Over 37.7 miles of roadway in Logan County were scanned for trash in the month of July. There were 366 bags of trash picked up by litter abatement crews, along with six tires and several boxes. Some of the roads worked on in July included Terry Wilcutt, 68-80 Bypass, and Hwy. 79 South.
Logan County has a thriving litter abatement program responsible for picking up trash on the roads in the community. The program also tries to deter those from littering in the first place by an advertising campaign that reaches the newspaper and radio, as well as the roads themselves with signage placed to remind travelers littering is illegal. Dwight Cockrill serves as the county’s solid waste coordinator. It is his job to oversee the program, which takes inmates out of the Logan County Detention Center and drives them throughout the week all over the county picking up trash on the side of the roads.
“The litter abatement program is a very beneficial one,” said Cockrill. “It gets frustrating at times I must admit, when a crew goes out and cleans up a road only to return a week later and it’s covered in litter again. We try to advertise asking people not to throw their trash out the window, but there are some who don’t listen. We just have to keep at it in hopes that someday the littering of our community and environment will cease.”

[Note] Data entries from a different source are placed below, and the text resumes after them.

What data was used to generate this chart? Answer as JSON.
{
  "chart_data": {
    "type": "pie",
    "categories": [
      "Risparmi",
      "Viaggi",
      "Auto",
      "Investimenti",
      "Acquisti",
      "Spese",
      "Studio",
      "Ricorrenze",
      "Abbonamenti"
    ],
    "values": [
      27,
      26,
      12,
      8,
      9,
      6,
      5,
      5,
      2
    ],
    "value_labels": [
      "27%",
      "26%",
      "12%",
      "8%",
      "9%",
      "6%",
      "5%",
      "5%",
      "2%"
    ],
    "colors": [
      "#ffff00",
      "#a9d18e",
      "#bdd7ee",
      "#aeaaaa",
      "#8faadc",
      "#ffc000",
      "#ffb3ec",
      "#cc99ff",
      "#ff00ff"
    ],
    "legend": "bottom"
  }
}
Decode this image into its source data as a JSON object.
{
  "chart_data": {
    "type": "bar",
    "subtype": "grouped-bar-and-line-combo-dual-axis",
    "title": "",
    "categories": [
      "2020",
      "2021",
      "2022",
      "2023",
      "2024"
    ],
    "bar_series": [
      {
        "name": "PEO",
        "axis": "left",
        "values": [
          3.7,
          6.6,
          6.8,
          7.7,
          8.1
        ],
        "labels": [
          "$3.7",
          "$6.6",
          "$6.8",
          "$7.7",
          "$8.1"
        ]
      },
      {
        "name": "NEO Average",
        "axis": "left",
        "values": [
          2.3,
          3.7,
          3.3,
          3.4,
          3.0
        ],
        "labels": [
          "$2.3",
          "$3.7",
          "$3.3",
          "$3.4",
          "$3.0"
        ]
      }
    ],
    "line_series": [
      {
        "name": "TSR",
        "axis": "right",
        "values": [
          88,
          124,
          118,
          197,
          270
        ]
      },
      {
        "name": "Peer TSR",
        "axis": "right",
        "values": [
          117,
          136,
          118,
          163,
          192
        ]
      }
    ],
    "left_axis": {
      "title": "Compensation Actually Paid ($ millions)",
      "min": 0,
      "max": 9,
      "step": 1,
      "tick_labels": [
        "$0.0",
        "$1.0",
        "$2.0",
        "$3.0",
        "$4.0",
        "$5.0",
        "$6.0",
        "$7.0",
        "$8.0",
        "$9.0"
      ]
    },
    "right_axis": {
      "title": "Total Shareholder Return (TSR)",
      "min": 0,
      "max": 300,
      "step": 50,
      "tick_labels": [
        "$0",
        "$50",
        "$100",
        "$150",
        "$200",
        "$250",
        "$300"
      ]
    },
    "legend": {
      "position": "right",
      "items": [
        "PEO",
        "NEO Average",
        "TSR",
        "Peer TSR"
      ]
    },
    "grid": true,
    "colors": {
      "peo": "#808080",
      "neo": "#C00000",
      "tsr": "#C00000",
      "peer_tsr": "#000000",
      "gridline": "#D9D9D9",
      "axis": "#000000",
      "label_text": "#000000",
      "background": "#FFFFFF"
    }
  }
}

The litter abatement program is funded though the state of Kentucky.
Along with the crews of litter abatement, another program comes out of the funding allowing for non-profits to pick up trash for money.

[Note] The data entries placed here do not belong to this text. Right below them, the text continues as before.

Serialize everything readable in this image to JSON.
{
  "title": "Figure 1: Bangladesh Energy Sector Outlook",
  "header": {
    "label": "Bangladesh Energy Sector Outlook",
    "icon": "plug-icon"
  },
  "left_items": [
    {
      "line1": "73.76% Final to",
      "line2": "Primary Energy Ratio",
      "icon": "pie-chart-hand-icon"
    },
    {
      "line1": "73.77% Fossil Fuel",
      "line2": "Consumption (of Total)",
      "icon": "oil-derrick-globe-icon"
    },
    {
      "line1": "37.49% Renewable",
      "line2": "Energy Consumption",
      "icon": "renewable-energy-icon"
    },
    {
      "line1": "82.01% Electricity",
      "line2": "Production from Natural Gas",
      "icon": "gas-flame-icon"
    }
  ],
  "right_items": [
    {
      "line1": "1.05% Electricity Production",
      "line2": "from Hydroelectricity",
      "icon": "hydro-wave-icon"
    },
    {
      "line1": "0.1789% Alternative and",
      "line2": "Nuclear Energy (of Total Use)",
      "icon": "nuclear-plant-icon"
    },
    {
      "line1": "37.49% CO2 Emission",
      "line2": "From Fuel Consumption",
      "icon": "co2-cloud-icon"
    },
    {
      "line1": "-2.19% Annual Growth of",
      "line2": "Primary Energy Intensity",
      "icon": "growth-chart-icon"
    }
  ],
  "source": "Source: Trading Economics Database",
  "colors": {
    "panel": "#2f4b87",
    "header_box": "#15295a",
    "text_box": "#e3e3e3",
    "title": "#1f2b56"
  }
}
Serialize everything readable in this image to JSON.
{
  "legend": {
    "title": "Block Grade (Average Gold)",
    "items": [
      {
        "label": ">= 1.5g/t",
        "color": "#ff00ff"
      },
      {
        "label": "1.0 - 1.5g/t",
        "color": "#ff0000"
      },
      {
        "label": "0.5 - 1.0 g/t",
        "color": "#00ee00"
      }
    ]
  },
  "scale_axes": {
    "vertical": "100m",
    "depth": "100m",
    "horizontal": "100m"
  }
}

Cockrill is always looking for those non-profit organizations who want to pick up trash on the side of the road for money. Cockrill receives a litter abatement grant each year to help fund picking up roadside trash. The funds received each year help to keep the community clean.
Some of the funding Cockrill’s department receives goes to pay non-profit organizations $100 per mile up to five miles to clean up roadside trash. Cockrill says he has funding available now for those non-profits organizations who would like to take the opportunity to make a little money, while providing a service project for their community.

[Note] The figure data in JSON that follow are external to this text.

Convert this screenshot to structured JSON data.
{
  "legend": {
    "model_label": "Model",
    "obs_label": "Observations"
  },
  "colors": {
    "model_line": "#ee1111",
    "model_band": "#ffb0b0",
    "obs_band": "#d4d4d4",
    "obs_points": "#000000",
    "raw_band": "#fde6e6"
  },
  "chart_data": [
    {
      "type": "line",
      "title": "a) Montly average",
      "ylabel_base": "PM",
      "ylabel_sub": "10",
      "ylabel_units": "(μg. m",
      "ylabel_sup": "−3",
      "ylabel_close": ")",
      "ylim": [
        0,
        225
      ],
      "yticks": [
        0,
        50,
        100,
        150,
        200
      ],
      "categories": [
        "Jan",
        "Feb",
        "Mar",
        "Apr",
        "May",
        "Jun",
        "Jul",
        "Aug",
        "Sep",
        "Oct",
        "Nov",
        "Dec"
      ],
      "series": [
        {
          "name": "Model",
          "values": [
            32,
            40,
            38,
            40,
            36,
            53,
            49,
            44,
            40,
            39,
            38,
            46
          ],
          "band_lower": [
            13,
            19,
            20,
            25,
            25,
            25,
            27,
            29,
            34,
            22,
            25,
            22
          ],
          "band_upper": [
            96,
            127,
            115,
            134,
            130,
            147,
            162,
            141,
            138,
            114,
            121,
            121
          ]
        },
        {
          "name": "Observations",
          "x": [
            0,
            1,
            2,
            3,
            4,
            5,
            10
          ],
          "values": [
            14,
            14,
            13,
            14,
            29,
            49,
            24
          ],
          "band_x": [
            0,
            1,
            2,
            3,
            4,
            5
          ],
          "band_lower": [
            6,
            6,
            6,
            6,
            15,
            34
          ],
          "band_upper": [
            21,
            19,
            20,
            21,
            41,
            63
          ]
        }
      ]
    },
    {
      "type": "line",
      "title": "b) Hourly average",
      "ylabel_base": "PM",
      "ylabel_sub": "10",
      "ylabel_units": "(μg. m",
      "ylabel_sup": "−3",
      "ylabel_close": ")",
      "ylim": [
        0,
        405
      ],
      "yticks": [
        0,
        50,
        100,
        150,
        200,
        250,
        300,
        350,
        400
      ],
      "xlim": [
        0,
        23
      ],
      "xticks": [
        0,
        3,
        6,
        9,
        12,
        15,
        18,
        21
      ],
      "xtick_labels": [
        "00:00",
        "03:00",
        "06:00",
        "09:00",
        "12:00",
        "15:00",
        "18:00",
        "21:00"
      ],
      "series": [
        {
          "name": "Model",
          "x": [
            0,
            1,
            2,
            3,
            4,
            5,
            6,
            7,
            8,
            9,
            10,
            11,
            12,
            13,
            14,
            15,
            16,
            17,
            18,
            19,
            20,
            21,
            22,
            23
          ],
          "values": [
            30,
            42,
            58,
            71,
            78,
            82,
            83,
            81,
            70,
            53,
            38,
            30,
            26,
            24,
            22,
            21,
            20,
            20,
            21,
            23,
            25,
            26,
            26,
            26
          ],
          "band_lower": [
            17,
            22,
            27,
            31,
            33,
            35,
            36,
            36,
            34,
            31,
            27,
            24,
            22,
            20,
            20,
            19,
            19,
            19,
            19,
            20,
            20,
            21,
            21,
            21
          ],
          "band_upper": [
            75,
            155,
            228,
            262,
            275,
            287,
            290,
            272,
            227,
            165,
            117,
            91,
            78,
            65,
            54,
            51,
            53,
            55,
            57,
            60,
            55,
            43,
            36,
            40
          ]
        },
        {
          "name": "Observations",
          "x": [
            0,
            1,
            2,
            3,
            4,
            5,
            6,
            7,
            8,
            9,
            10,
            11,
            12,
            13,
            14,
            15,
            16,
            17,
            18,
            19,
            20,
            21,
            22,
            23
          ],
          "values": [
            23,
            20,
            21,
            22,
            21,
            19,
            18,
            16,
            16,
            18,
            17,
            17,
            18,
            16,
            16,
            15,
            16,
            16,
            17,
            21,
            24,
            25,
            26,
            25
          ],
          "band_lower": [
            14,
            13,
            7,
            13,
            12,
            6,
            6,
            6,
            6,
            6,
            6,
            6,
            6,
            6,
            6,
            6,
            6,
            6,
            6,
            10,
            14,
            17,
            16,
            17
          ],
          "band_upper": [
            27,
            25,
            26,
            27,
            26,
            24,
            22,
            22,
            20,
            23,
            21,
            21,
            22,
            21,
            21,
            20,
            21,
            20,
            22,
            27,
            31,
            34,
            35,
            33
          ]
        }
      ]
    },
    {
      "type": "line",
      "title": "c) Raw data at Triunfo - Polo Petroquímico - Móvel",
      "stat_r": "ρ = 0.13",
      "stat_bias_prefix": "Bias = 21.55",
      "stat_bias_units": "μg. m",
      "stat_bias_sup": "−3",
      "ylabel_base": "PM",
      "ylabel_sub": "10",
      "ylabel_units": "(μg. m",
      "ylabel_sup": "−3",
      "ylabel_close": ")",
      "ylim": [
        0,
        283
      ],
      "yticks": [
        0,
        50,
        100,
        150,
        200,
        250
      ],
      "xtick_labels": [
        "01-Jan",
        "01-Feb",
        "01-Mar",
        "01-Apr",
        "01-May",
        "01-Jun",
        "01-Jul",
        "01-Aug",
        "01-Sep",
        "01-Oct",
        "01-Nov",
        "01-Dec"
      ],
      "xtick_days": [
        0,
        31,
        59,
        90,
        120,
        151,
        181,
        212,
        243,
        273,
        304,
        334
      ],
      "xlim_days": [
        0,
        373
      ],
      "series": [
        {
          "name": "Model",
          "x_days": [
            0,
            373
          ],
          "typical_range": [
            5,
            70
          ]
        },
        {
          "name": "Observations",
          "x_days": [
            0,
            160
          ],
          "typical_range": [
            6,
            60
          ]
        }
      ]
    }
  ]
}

Cockrill will close the program for non-profits the 3rd week in November, making way for winter.
“If a non-profit is interested in picking up roadside trash, they can come by the Logan County Sheriff’s Department and fill out a form, which will then be given to me. If the non-profit fits the criteria, I will notify them and assign them a road,” said Cockrill.
You must be at least nine years of age to pick up trash in this program, and must be accompanied by an adult. Cockrill provides trash bags, gloves, road signs and safety vests. A non-profit can choose to pick up from one mile to five miles. Non-profits include: church groups, civic clubs, scout troops, sports teams, etc.